Mais attendu qu’ayant retenu exactement que l’article 1792-6 du code civil n’excluait pas la possibilité d’une réception tacite lorsqu’est manifestée une volonté non équivoque du maître de l’ouvrage d’accepter celui-ci, même en l’absence de paiement du solde du prix et en présence de travaux inachevés, et souverainement, sans dénaturation, que Mme Q… avait manifesté auprès de l’EURL, dans sa mise en demeure du 5 février 2010, sa volonté de prendre possession de l’ouvrage abandonné en précisant qu’à défaut de reprise dans quinze jours, un huissier constaterait l’abandon de chantier et que l’EURL ne sollicitait pas le paiement de travaux, la cour d’appel a pu fixer la réception de l’ouvrage au 24 février 2010 

Dans cet arrêt, le maître d’ouvrage avait payé les 2/3 du marché. Les travaux de second oeuvre n’avaient pas été réalisés, la maison était donc inhabitable. Il se produit un affaissement du plancher après abandon :

La cour d’appel, confirmée par la cour de cassation, avait jugé ( CA Saint-Denis de la Réunion, 9 janv. 2015, n° 12/02322):

Il ressort du marché du 5 décembre 2008 que l’E.U.R.L. A I avait à sa charge le gros-oeuvre béton et les maçonneries, la structure bois avec l’ossature, le bardage, le plancher des combles et la charpente, la couverture de la toiture, la plomberie, l’électricité, les revêtements de sol et les travaux de peinture, F Z conservant de son côté la charge du terrassement, des menuiseries intérieures et extérieures et des aménagements extérieurs dont les clôtures.

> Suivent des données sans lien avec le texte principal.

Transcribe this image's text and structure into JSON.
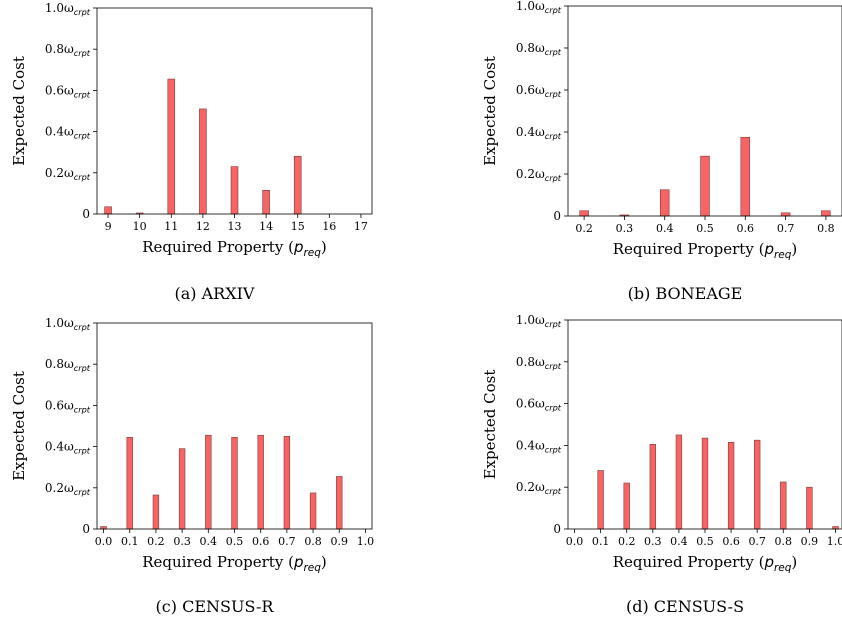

Au moment de la rupture, l’E.U.R.L. A I n’avait pas installé l’électricité et la plomberie ni effectué les revêtements de sols et les peintures. Si, selon l’expert, l’ouvrage était alors impropre à sa destination, ces défauts d’achèvement étaient connus de F Z, en témoigne sa première mise en demeure du 21 décembre 2009, si bien qu’ils ne peuvent pas relever de la garantie décennale.

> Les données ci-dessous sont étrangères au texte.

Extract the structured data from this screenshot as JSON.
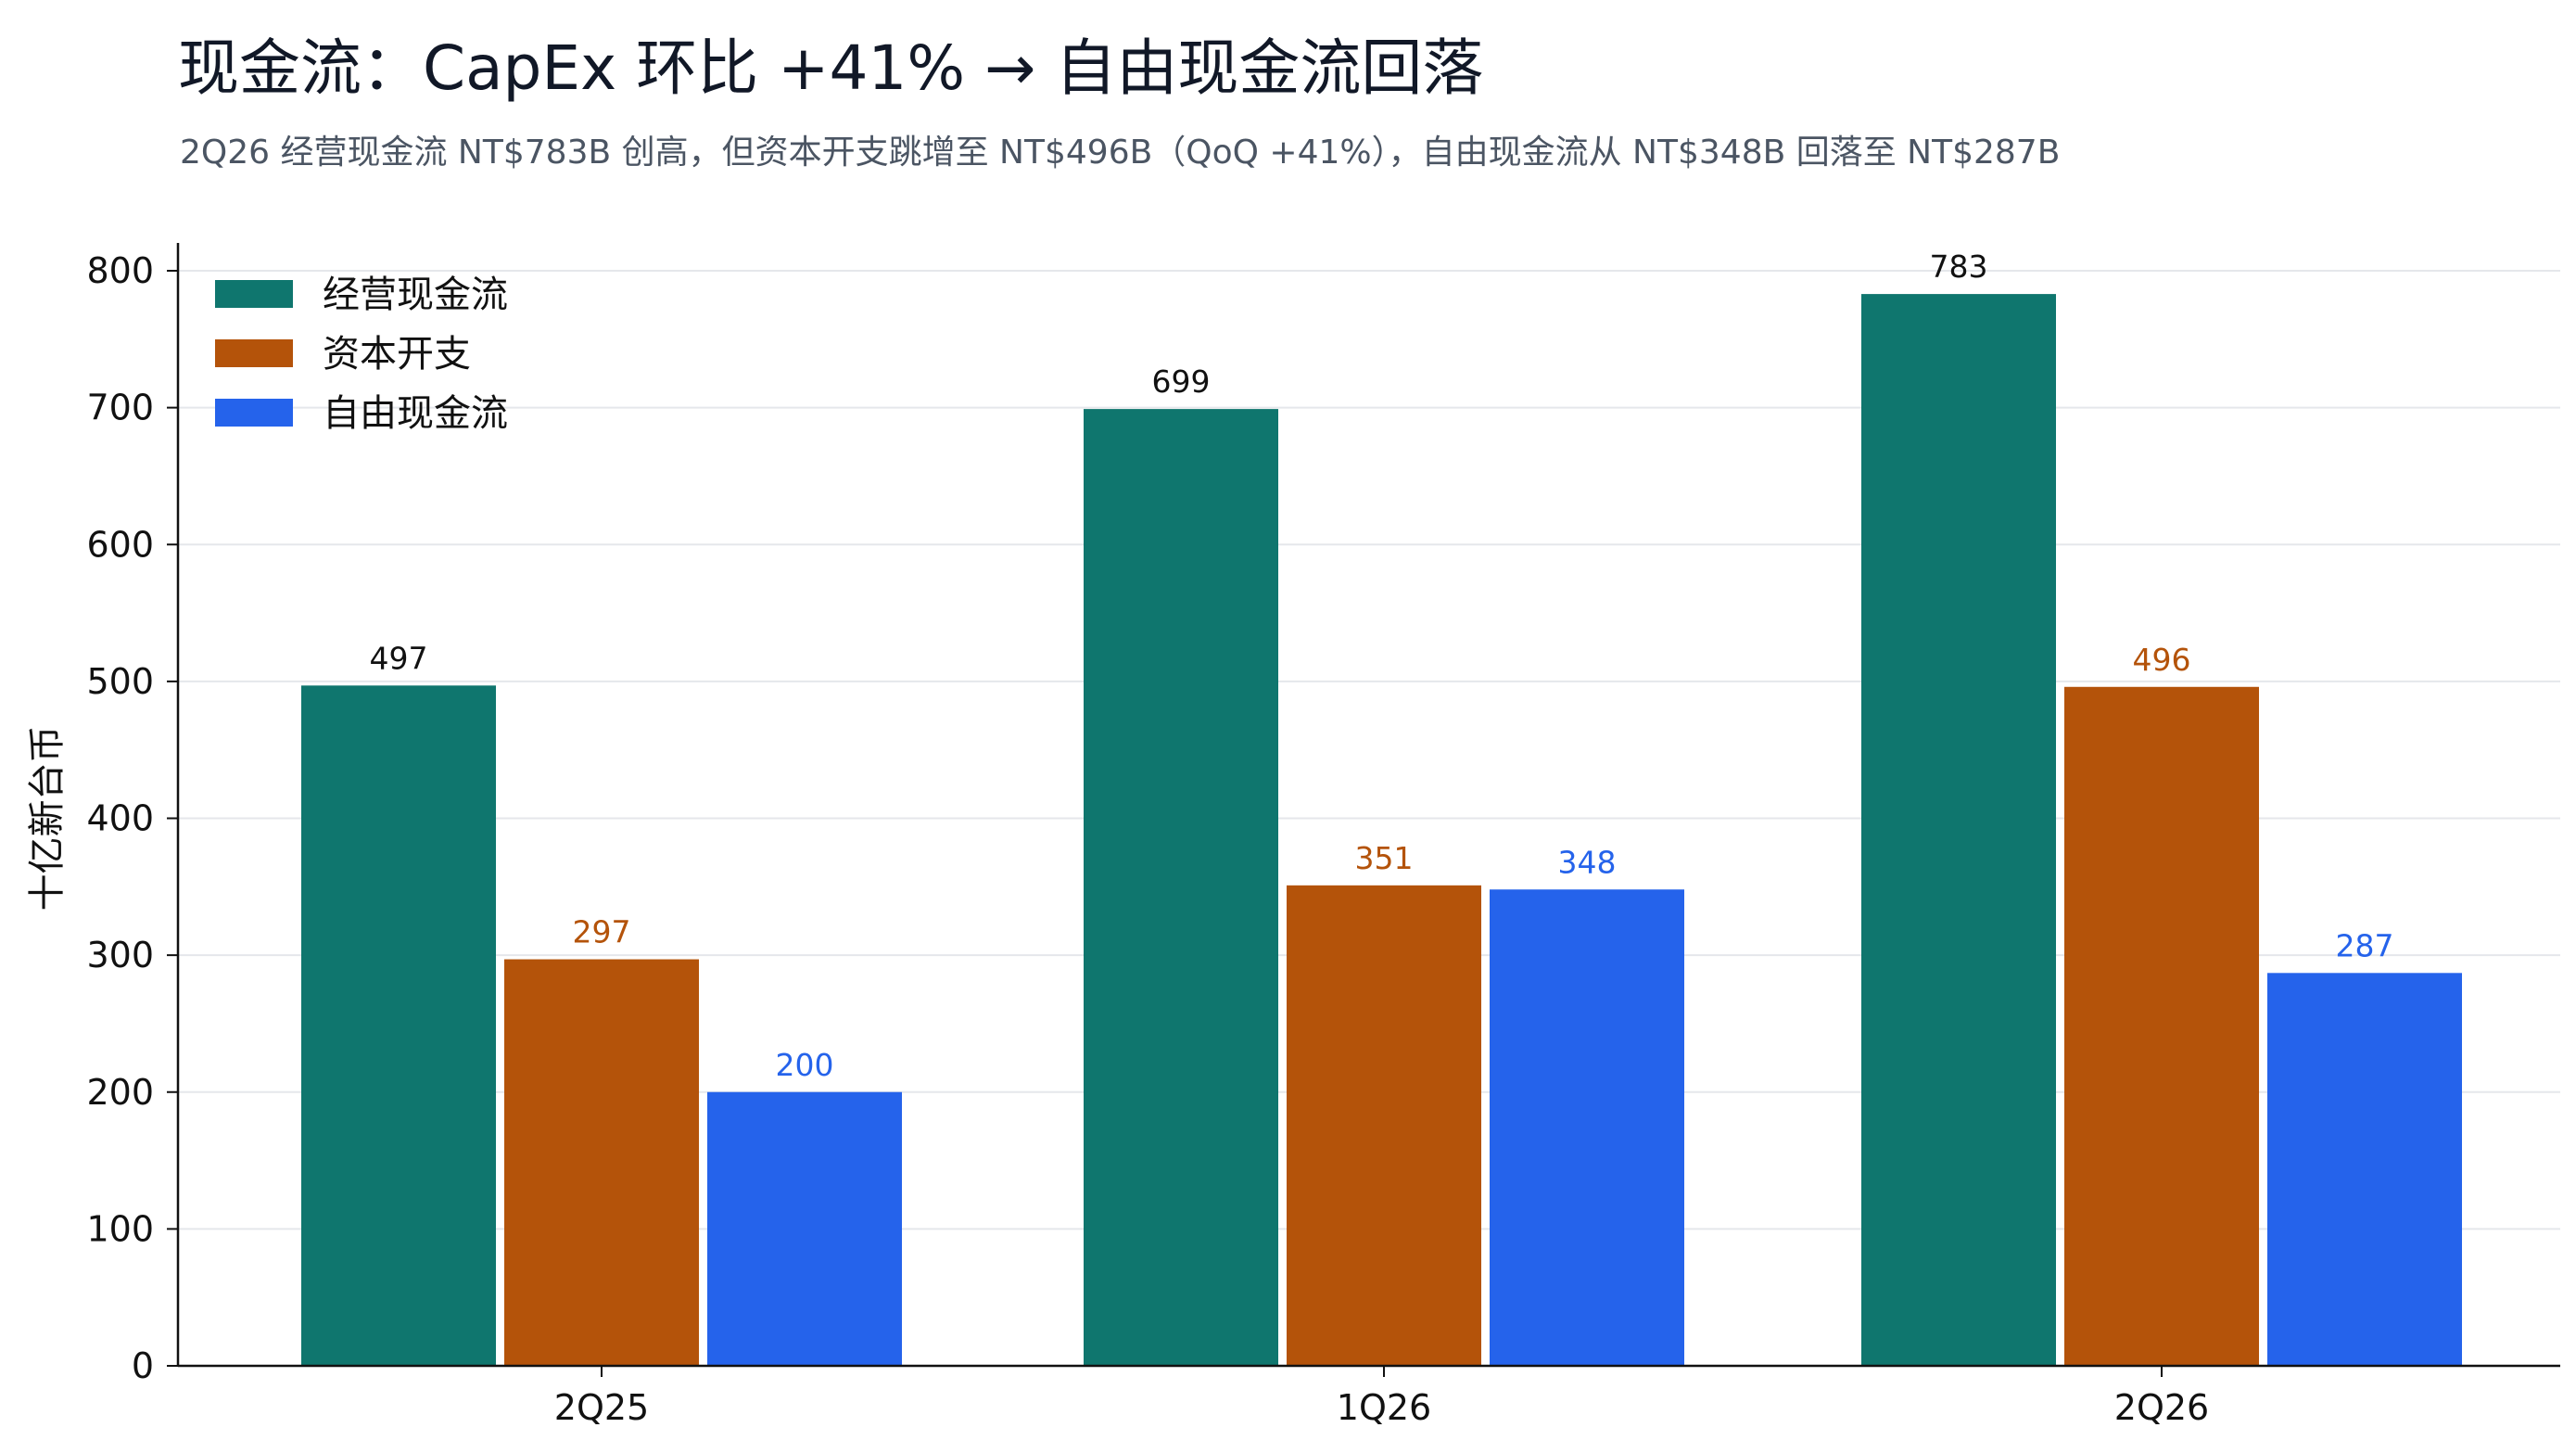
{
  "chart_data": {
    "type": "bar",
    "title": "现金流：CapEx 环比 +41% → 自由现金流回落",
    "subtitle": "2Q26 经营现金流 NT$783B 创高，但资本开支跳增至 NT$496B（QoQ +41%），自由现金流从 NT$348B 回落至 NT$287B",
    "xlabel": "",
    "ylabel": "十亿新台币",
    "ylim": [
      0,
      800
    ],
    "yticks": [
      0,
      100,
      200,
      300,
      400,
      500,
      600,
      700,
      800
    ],
    "grid": true,
    "legend_position": "top-left",
    "categories": [
      "2Q25",
      "1Q26",
      "2Q26"
    ],
    "series": [
      {
        "name": "经营现金流",
        "color": "#0f766e",
        "label_color": "#111111",
        "values": [
          497,
          699,
          783
        ]
      },
      {
        "name": "资本开支",
        "color": "#b4530a",
        "label_color": "#b4530a",
        "values": [
          297,
          351,
          496
        ]
      },
      {
        "name": "自由现金流",
        "color": "#2563eb",
        "label_color": "#2563eb",
        "values": [
          200,
          348,
          287
        ]
      }
    ]
  }
}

L’expert a également constaté, au-delà des non-façons, de graves désordres tenant à une structure sous-dimensionnée. Le procès-verbal de constat d’huissier du 21 mai 2010 (postérieurement à la réception de l’ouvrage) avait permis de constater que 'les poutres apparentes soutenant le plafond de la chambre donnant sur la varangue présentent un fléchissement'. L’expert X confirme que ces poutres présentent 'de grandes déformations’ et estime que 'la structure ne répond pas aux conditions réglementaires de résistance mécanique'.

Le fait que F Z ait modifié le permis de construire courant février 2010 pour pouvoir aménager les combles ne change rien à cette constatation.

Il en résulte, selon l’expert et suivant des préconisations qui n’ont été contestées par aucune des parties, la nécessité :

— de la dépose et du remplacement du solivage et du plancher des combles,

— de la dépose et de la repose du bardage dans les règles de l’art,



La solidité de l’ouvrage se trouve ici affectée et F Z n’en a eu connaissance que postérieurement à la résiliation du marché, si bien que la garantie décennale doit trouver à s’appliquer.


L'habitabilité du logement n'est pas une condition de la réception lorsque le chantier est abandonné. il est vivement conseillé au maître de l'ouvrage de convoquer l’entreprise aux opérations de réception en cas d’abandon de chantier. Cela lui permettra d’actionner la garantie décennale du constructeur dans l'hypothèse de désordres rendant ceux des ouvrages, payés et réalisés,  impropres à leur destination. D'autant que le maître de l’ouvrage d’une maison individuelle est profane, et qu’il n’est pas censé connaître les vices affectant les ouvrages réalisés.